There are mistakes humans make, that AI won’t.
All things being independent, a human-AI team will necessarily make fewer errors (see Figure 1).
Note: this is idealized, but independence is a reasonable initial assumption to begin with when modeling.
Error in multi agent systems
This concept applies to multi-agent systems. We know that:
models are different architectures,
trained on different corpses of data,
have different methods for data generation and cleaning,
and ultimately are made by different people.
While there is considerable overlap between the models, the models fundamentally think differently and have different capabilities.
This implies that multi-agent systems can be leveraged to further reduce this error (see Figure 2). If all models have differing error, then multiple passes with agents will further constrain the error that gets through the system.
Importantly, AI models have roughly the same resources and operating speed, so our assumption of independence is even more true between AI agents then AI+Human teams, in a vacuum.
Role further changes error distribution
Taking this further, we can actually create multiple roles for each agent to further constrain error. When we ask a model to assume a role, we are fundamentally transforming the distribution of outputs from that model (see Figure 3). The baseline knowledge (data) is still there, but the model will 1) pay attention to different things, 2) have a different framework for prioritization, 3) generate different kinds of outputs.

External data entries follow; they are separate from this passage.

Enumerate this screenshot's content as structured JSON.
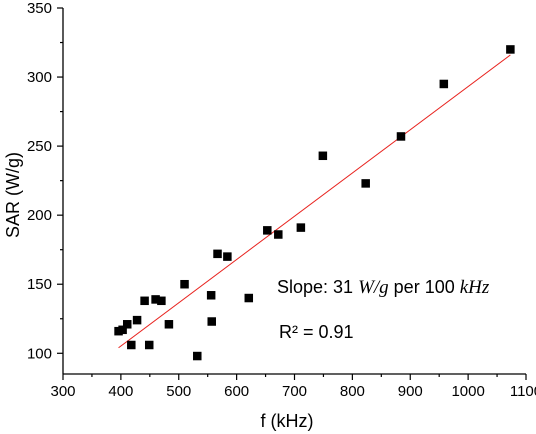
{
  "chart_data": {
    "type": "scatter",
    "xlabel": "f (kHz)",
    "ylabel": "SAR (W/g)",
    "xlim": [
      300,
      1100
    ],
    "ylim": [
      85,
      350
    ],
    "xticks": [
      300,
      400,
      500,
      600,
      700,
      800,
      900,
      1000,
      1100
    ],
    "yticks": [
      100,
      150,
      200,
      250,
      300,
      350
    ],
    "grid": false,
    "marker_color": "#000000",
    "fit_color": "#e8231f",
    "points": [
      {
        "x": 396,
        "y": 116
      },
      {
        "x": 403,
        "y": 117
      },
      {
        "x": 411,
        "y": 121
      },
      {
        "x": 418,
        "y": 106
      },
      {
        "x": 428,
        "y": 124
      },
      {
        "x": 441,
        "y": 138
      },
      {
        "x": 449,
        "y": 106
      },
      {
        "x": 460,
        "y": 139
      },
      {
        "x": 470,
        "y": 138
      },
      {
        "x": 483,
        "y": 121
      },
      {
        "x": 510,
        "y": 150
      },
      {
        "x": 532,
        "y": 98
      },
      {
        "x": 556,
        "y": 142
      },
      {
        "x": 557,
        "y": 123
      },
      {
        "x": 567,
        "y": 172
      },
      {
        "x": 584,
        "y": 170
      },
      {
        "x": 621,
        "y": 140
      },
      {
        "x": 653,
        "y": 189
      },
      {
        "x": 672,
        "y": 186
      },
      {
        "x": 711,
        "y": 191
      },
      {
        "x": 749,
        "y": 243
      },
      {
        "x": 823,
        "y": 223
      },
      {
        "x": 884,
        "y": 257
      },
      {
        "x": 958,
        "y": 295
      },
      {
        "x": 1073,
        "y": 320
      }
    ],
    "fit_line": {
      "x": [
        396,
        1073
      ],
      "y": [
        104,
        316
      ]
    },
    "annotations": {
      "slope_prefix": "Slope: 31 ",
      "slope_unit1": "W/g",
      "slope_mid": " per 100 ",
      "slope_unit2": "kHz",
      "r2": "R² = 0.91"
    }
  }
}
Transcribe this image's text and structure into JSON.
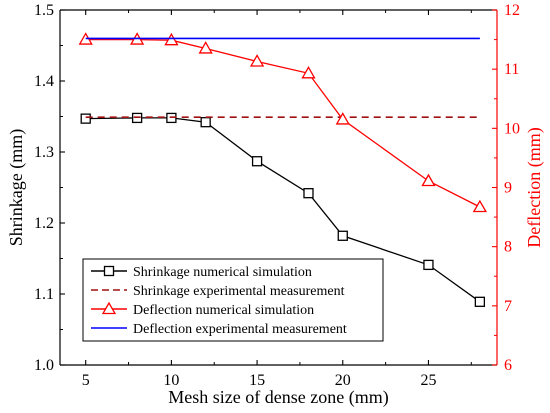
{
  "chart_data": {
    "type": "line",
    "xlabel": "Mesh size of dense zone (mm)",
    "ylabel_left": "Shrinkage (mm)",
    "ylabel_right": "Deflection (mm)",
    "xlim": [
      3.5,
      29
    ],
    "xticks": [
      5,
      10,
      15,
      20,
      25
    ],
    "ylim_left": [
      1.0,
      1.5
    ],
    "yticks_left": [
      1.0,
      1.1,
      1.2,
      1.3,
      1.4,
      1.5
    ],
    "ylim_right": [
      6,
      12
    ],
    "yticks_right": [
      6,
      7,
      8,
      9,
      10,
      11,
      12
    ],
    "left_axis_color": "#000000",
    "right_axis_color": "#ff0000",
    "legend_position": "bottom-left",
    "grid": false,
    "series": [
      {
        "name": "Shrinkage numerical simulation",
        "axis": "left",
        "style": "solid",
        "marker": "square",
        "color": "#000000",
        "x": [
          5,
          8,
          10,
          12,
          15,
          18,
          20,
          25,
          28
        ],
        "values": [
          1.347,
          1.348,
          1.348,
          1.342,
          1.287,
          1.242,
          1.182,
          1.141,
          1.089
        ]
      },
      {
        "name": "Shrinkage experimental measurement",
        "axis": "left",
        "style": "dashed",
        "marker": "none",
        "color": "#a01010",
        "x": [
          5,
          28
        ],
        "values": [
          1.349,
          1.349
        ]
      },
      {
        "name": "Deflection numerical simulation",
        "axis": "right",
        "style": "solid",
        "marker": "triangle",
        "color": "#ff0000",
        "x": [
          5,
          8,
          10,
          12,
          15,
          18,
          20,
          25,
          28
        ],
        "values": [
          11.5,
          11.5,
          11.49,
          11.35,
          11.13,
          10.93,
          10.15,
          9.11,
          8.67
        ]
      },
      {
        "name": "Deflection experimental measurement",
        "axis": "right",
        "style": "solid",
        "marker": "none",
        "color": "#0000ff",
        "x": [
          5,
          28
        ],
        "values": [
          11.52,
          11.52
        ]
      }
    ]
  }
}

Intuition: When I think about a security review in a codebase, I think ports, IP address, encryption, authentication, etc. Therefore, I’m less likely to find bugs with the database queries.
Agent-Agent Error vs Human-Agent Error - Humans are not really independent
Now lets talk about user+system error and address our idealized assumption of error independence. Truth is that its functionally impossible for a person to review at the level equivalent to an agent. A 200K context window for an agent is ~375 pages of text that an agent review in about 10-30s. Also, we humans like to minimize energy usage (laziness) so we will happily let the agent do most of the work. This necessarily means that human error is not statistically independent—human error will be shaped by the upstream transformation. So we need a better model for error propagation.
Going back to the mamography example, One of the largest sources of bias/error we found was when reader 2 had access to reader 1 result. The reader software was designed to avoid this, but when we actually went and visited the clinics, there was a folder pile of cases. Reader 2 would look at the folder pile to see the list of patients to review and clearly saw the reader 1 results. This bore out in the data as readers from that site were more likely to corroborate the decision compared to other mammography centers.
We also had another biasing issue when deploying our cancer detection software. In one experiment we “prioritized” the daily case pile such that the detected cancers would be at the top and this happened:
Easier cancers would be top of pile
Extremely hard to find cancers could be spread throughout the pile.
Readers would figure out the prioritization and apply more attention to the top of pile cases and flick through the rest much faster, thereby they were more likely to miss the really hard cases.
Productivity and overall detection rate improved, the difficult to detect cancers were negatively affected by user behavior.
Going back to our human multi-agent system, this implies faster development, but the errors that get through will be harder to solve—So we need to take a different strategy to find and fix these errors—better yet we need to control and shape the types of errors we will see.
End of Part 1
That’s it for Part 1. Hopefully you’ve gotten some intuition on how to think about reliability in multi-agent systems. Part 2 will discuss actual tools and feedback signals we can create and manage to improve agent systems.